Is this for her, and does she have the courage?

But she is willing to take a step out and to learn.

Because this is with her Jesus family. The Burn family.

Who she already feels at home with.

They won't leave her on her own and walk away.

So as the story goes, she attends school by day.

Holding it all in and all together.

Only to melt into a puddle of tears in the van in my arms after the bell. 

She felt disconnected and invisible.

Teenage high school society can be so hard to navigate even at a small Christian school with good people.

Especially with autism complicating and confusing it all.

And when she walks to the beat of a different drum than most.  By divine design and by choice.

But here is the shift.

By evening, after drying her tears and changing her clothes and eating a quick dinner, she knew her team awaited her.

So she bravely stepped into what God had planned for each location each new day.

You know.

Street evangelism.

Walking up to complete strangers and telling them about Jesus.  

No sweat, right?

Some are high.

Some are scary.

Some don't care.

Some want to hear.

All need the good news.

Each night she came home glowing and joyful.

The first night they were taught how to hear God for a treasure hunt. 

She said she wasn't sure she could hear Him.

Then He gave her a download of a powerful poem for the lost and lonely who need to know they are never alone.

And to confirm it God gave a teammate a matching picture in the form of a drawing.

Evening by evening she grew.

And she grew.

She grew more brave.

More confident in her God.

More confident in His constant presence with her and in His voice in her heart.

And she grew in a love for others and in her prayers for them to know God's love.

She grew in the understanding of building friendship.

Again I highlight that all this came about in the context of Kingdom family.

Not just a family in name, but in action.

Fast forward to the Sunday of the Jesus concert in the park: Let Us Worship!

She boldly joins the Greeters team.

She is fearless.

She is independent and she is connected to the team.

She enjoys talking to people that she knew already and that she just met.

She worships with her hands and head held high to her Savior.

She joyfully twirls through the crowd collecting offering money in a bucket.

She finishes up her responsibility and climbs into the van at the end of the day vibrating with excitement, exclaiming that she had: So.
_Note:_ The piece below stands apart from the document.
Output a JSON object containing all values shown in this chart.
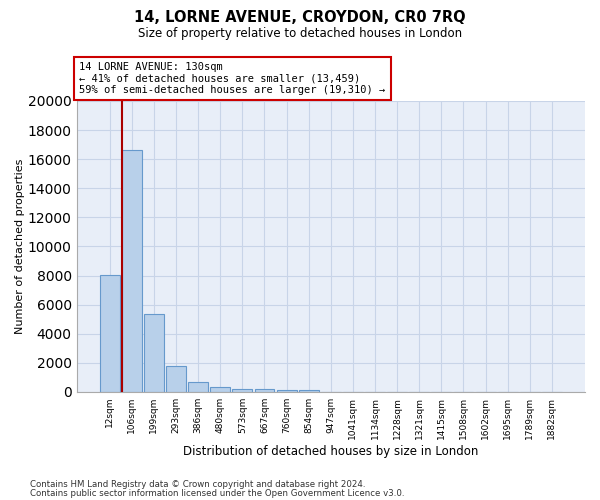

Much. Fun!

She stood up and testified later that she had no challenges that day and that the worship was what was right about the whole thing.

Yesterday I read her the invitation to join the launch of the weekly Burn Street Team. 

She said: 'Mom! I'm already on the team! Yes!"

These are small things in one life.

But as I have learned over the years as a mom of three amazing kiddos, two on the autism spectrum, the small things are the big things.